What is the molecular switch needed to allow the modulation of Ca2+ to generate force?
The molecular switch is the troponin-tropomyosin complex. When Ca²⁺ binds to troponin, it causes tropomyosin to shift, exposing myosin-binding sites on actin. This allows cross-bridge formation and force generation. When Ca²⁺ is removed, tropomyosin blocks the binding sites, stopping contraction.
What three things is the troponin complex made of? What do they each do?
3 Troponin proteins:
* TN T: binds to tropomyosin and moves it to the right area
* TN I: lies on top of MHC binding site blocks during low Ca2+)
* TN C: binds Ca2+
How does the troponin complex look with low Ca2+
The troponin complex covers the myosin binding sites.
TN I is currently blocking the binding site and preventing cross bridge formation
How does the troponin complex look with high Ca2+
The troponin complex moves away because Ca2+ binds to TN C which causes a conformational change that exposes the myosin binding site.
What is the molecular switch needed to allow the modulation of Ca2+ to generate force for the areas that aren’t covered by the troponin complex?
The areas not covered by the troponin complex are regulated by tropomyosin. Tropomyosin runs along the actin filament, blocking myosin-binding sites in a resting state. When Ca²⁺ binds to troponin, it causes tropomyosin to shift, exposing the 7 myosin binding sites for myosin, allowing contraction to occur.
What is a twitch and when does it occur?
a partial activation of cross-bridge cycling, generating a small, brief contraction called a muscle twitch.
If not enough Ca²⁺ is available to bind all troponin molecules, only some myosin-binding sites on actin are exposed.
What mechanisms do we have to modulate Ca2+ release levels?
- Summation: increase frequency of stimulation
- modify how fast muscle contraction stimulation is
- increase firing of motor neurons (drives higher Ca2+ until u maintain it)
twitch ,summation, and tetanus differences + graph
- Twitch – single, brief muscle contraction caused by one action potential.

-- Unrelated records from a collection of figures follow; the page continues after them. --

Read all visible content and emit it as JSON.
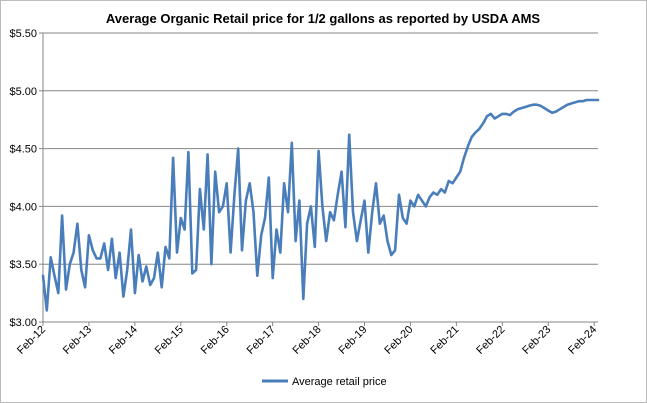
{
  "chart_data": {
    "type": "line",
    "title": "Average Organic Retail price for 1/2 gallons as reported by USDA AMS",
    "xlabel": "",
    "ylabel": "",
    "x_tick_labels": [
      "Feb-12",
      "Feb-13",
      "Feb-14",
      "Feb-15",
      "Feb-16",
      "Feb-17",
      "Feb-18",
      "Feb-19",
      "Feb-20",
      "Feb-21",
      "Feb-22",
      "Feb-23",
      "Feb-24"
    ],
    "y_tick_labels": [
      "$3.00",
      "$3.50",
      "$4.00",
      "$4.50",
      "$5.00",
      "$5.50"
    ],
    "ylim": [
      3.0,
      5.5
    ],
    "xlim_months_from_feb_2012": [
      0,
      145
    ],
    "grid": "horizontal",
    "legend_position": "bottom",
    "series_color": "#4a7ebb",
    "series": [
      {
        "name": "Average retail price",
        "x_months_from_feb_2012": [
          0,
          1,
          2,
          3,
          4,
          5,
          6,
          7,
          8,
          9,
          10,
          11,
          12,
          13,
          14,
          15,
          16,
          17,
          18,
          19,
          20,
          21,
          22,
          23,
          24,
          25,
          26,
          27,
          28,
          29,
          30,
          31,
          32,
          33,
          34,
          35,
          36,
          37,
          38,
          39,
          40,
          41,
          42,
          43,
          44,
          45,
          46,
          47,
          48,
          49,
          50,
          51,
          52,
          53,
          54,
          55,
          56,
          57,
          58,
          59,
          60,
          61,
          62,
          63,
          64,
          65,
          66,
          67,
          68,
          69,
          70,
          71,
          72,
          73,
          74,
          75,
          76,
          77,
          78,
          79,
          80,
          81,
          82,
          83,
          84,
          85,
          86,
          87,
          88,
          89,
          90,
          91,
          92,
          93,
          94,
          95,
          96,
          97,
          98,
          99,
          100,
          101,
          102,
          103,
          104,
          105,
          106,
          107,
          108,
          109,
          110,
          111,
          112,
          113,
          114,
          115,
          116,
          117,
          118,
          119,
          120,
          121,
          122,
          123,
          124,
          125,
          126,
          127,
          128,
          129,
          130,
          131,
          132,
          133,
          134,
          135,
          136,
          137,
          138,
          139,
          140,
          141,
          142,
          143,
          144,
          145
        ],
        "values": [
          3.4,
          3.1,
          3.56,
          3.4,
          3.25,
          3.92,
          3.28,
          3.5,
          3.6,
          3.85,
          3.45,
          3.3,
          3.75,
          3.62,
          3.55,
          3.55,
          3.68,
          3.45,
          3.72,
          3.38,
          3.6,
          3.22,
          3.45,
          3.8,
          3.25,
          3.58,
          3.35,
          3.48,
          3.32,
          3.38,
          3.6,
          3.3,
          3.65,
          3.55,
          4.42,
          3.6,
          3.9,
          3.8,
          4.47,
          3.42,
          3.45,
          4.15,
          3.8,
          4.45,
          3.5,
          4.3,
          3.95,
          4.0,
          4.2,
          3.6,
          4.1,
          4.5,
          3.62,
          4.05,
          4.2,
          3.95,
          3.4,
          3.75,
          3.9,
          4.25,
          3.38,
          3.8,
          3.6,
          4.2,
          3.95,
          4.55,
          3.7,
          4.05,
          3.2,
          3.85,
          4.0,
          3.65,
          4.48,
          4.0,
          3.7,
          3.95,
          3.88,
          4.1,
          4.3,
          3.82,
          4.62,
          3.95,
          3.7,
          3.88,
          4.05,
          3.6,
          3.95,
          4.2,
          3.85,
          3.92,
          3.7,
          3.58,
          3.62,
          4.1,
          3.9,
          3.85,
          4.05,
          4.0,
          4.1,
          4.05,
          4.0,
          4.08,
          4.12,
          4.1,
          4.15,
          4.12,
          4.22,
          4.2,
          4.25,
          4.3,
          4.42,
          4.52,
          4.6,
          4.64,
          4.67,
          4.72,
          4.78,
          4.8,
          4.76,
          4.78,
          4.8,
          4.8,
          4.79,
          4.82,
          4.84,
          4.85,
          4.86,
          4.87,
          4.88,
          4.88,
          4.87,
          4.85,
          4.83,
          4.81,
          4.82,
          4.84,
          4.86,
          4.88,
          4.89,
          4.9,
          4.91,
          4.91,
          4.92,
          4.92,
          4.92,
          4.92
        ]
      }
    ]
  }
}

Ca²⁺ is released but quickly pumped back, so force is small and short-lived.
- Summation – When multiple action potentials arrive before the muscle fully relaxes, more Ca²⁺ stays in the cytoplasm, leading to stronger contractions as twitches add up.

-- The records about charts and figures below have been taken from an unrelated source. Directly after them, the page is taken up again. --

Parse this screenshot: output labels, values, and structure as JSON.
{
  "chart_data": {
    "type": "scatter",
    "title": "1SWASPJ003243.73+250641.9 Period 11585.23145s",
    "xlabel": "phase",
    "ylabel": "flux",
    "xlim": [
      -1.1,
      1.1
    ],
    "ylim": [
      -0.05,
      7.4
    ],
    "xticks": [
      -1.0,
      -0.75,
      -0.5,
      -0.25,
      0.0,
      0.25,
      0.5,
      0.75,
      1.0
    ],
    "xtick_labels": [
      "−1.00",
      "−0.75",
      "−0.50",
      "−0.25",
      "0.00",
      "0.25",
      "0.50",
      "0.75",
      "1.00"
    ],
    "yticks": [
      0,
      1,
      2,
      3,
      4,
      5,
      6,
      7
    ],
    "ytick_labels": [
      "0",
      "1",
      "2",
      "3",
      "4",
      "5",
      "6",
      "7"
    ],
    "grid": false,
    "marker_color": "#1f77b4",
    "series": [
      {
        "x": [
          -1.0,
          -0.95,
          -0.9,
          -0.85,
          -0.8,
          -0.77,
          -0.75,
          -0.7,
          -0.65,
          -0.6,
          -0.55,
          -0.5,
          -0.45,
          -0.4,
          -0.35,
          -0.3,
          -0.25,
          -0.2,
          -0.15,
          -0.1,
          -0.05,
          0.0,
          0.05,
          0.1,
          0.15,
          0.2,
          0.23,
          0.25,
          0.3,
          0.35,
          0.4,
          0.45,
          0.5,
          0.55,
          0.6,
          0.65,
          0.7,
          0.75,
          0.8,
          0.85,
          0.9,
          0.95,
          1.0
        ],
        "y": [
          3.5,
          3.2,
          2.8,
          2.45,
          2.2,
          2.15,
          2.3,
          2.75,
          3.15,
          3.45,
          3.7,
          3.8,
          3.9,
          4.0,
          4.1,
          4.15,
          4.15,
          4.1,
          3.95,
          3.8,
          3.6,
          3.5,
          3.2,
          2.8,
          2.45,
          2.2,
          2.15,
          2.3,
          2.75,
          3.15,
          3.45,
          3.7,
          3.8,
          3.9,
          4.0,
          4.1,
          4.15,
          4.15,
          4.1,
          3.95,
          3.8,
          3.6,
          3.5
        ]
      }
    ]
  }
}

- Tetanus – A sustained, maximal contraction due to high-frequency stimulation, where Ca²⁺ remains elevated, keeping actin-binding sites exposed for continuous cross-bridge cycling.
What happens with an increased amount of Ca2+
There will be more cross bridges formed because calcium will have a better chance of being bound to troponin
What would happen if the myosin head stiffened and was only able to bend to 60 degrees
instead of the normal 90 degrees?
The power stroke is weaker and there’s a lower range of motion and the velocity decreases.
The pivoting movement (power stroke) is smaller.
Less actin sliding occurs, meaning less sarcomere shortening and weaker contractions. The force generated per stroke is lower, making muscle contractions less effective.
Explain the difference between the conformation of the Troponin complex and tropomyosin at
low and high calcium levels.
Low Ca²⁺: Troponin is in its resting conformation, keeping tropomyosin in a position that blocks myosin-binding sites on actin, preventing contraction.
High Ca²⁺: Ca²⁺ binds to troponin, causing a conformational change that shifts tropomyosin, exposing myosin-binding sites, allowing cross-bridge formation and contraction.